その後、サクヤちゃんを紹介する意味を含めて元帥閣下に報告すると「面白そう」の一言で即私のサポーターとしてサクヤちゃんのモーデン軍入りが決定した。
「というわけで、本日より私専属の部下ができました」
『本日よりレア様のサポーターを任命されましたサクヤと申します』
「「「「「メイドきたああああああああああ!!!」」」」」
サクヤの登場に男たちはハイテンションになった。
「………最近格納庫にあなたが出入りしていたのはこういうことだったのね」
「へぇ?なかなかできたメイドじゃない。どう?今から私の部下にしてもいいわよ?」
顎を手に当て、関心を寄せるアビゲイルさんと引き抜きを行おうとするベアトリスちゃん。

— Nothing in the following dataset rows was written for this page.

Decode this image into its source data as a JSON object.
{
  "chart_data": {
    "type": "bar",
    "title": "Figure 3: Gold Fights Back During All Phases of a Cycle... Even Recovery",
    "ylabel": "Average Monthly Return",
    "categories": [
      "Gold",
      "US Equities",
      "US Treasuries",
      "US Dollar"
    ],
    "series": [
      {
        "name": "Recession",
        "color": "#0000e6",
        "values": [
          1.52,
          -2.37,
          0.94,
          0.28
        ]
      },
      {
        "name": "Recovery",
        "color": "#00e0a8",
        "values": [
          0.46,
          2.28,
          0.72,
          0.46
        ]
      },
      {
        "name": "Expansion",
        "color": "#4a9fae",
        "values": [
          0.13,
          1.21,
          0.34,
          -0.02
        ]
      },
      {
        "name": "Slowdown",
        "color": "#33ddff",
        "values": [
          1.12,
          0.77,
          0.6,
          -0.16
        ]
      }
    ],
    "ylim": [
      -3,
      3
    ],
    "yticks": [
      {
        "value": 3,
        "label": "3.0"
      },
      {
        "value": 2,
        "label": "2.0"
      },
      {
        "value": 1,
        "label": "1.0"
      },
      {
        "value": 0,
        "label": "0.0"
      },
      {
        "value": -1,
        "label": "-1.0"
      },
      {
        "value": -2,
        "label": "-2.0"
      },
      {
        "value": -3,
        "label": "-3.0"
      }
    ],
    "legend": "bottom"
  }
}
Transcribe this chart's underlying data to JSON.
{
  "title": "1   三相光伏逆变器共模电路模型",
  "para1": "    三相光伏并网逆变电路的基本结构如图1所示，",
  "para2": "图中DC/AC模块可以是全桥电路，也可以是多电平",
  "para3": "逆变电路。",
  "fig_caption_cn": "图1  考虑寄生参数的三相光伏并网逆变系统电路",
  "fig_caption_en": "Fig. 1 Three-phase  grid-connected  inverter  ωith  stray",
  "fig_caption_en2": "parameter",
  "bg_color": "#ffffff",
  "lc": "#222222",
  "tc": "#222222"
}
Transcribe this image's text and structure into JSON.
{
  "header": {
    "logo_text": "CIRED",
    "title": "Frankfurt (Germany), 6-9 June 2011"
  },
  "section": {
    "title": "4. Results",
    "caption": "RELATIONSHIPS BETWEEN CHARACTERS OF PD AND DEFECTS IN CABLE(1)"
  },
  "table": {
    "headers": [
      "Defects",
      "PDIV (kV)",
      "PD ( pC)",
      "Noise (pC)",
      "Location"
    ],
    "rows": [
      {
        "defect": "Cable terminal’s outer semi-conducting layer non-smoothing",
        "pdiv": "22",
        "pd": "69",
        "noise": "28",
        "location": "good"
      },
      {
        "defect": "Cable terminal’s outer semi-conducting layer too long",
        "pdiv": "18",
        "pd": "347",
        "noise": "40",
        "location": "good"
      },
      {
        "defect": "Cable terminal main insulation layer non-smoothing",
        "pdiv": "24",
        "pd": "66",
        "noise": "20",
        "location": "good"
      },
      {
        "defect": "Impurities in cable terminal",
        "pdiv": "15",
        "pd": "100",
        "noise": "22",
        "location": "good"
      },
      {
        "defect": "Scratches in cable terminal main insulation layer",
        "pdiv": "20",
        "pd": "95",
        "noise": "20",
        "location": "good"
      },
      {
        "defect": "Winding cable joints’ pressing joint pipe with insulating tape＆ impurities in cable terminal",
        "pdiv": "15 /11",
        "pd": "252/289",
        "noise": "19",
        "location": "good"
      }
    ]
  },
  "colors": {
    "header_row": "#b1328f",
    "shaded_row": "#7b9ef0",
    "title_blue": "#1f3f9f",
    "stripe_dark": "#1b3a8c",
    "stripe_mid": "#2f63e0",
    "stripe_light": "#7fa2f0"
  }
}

『私はレア様専属のメイドです。なのでおいそれと他人に鞍替えする気はありません』
「む?なんかシャクだけど今だけ引き下がっとくわ。っていうかなんでメイド服?」
『ネットワークにて『主人に仕えるための服』を厳選した結果です』
「…なるほど把握」
「さてサクヤちゃん。入隊早々早速お仕事の時間ですよ!」
『ではレア様、この私にどのようなお仕事がなされるのでしょう?』
まるでプロのメイドの如く切り替えが早い。
「まず最初は能力テストね。あなたの運動能力は………」
私の言葉にサクヤちゃんは嫌がる様子もなく頷く。
多分彼女はこう思ってるんじゃないかな?
「私の生きがいを見つけた」と。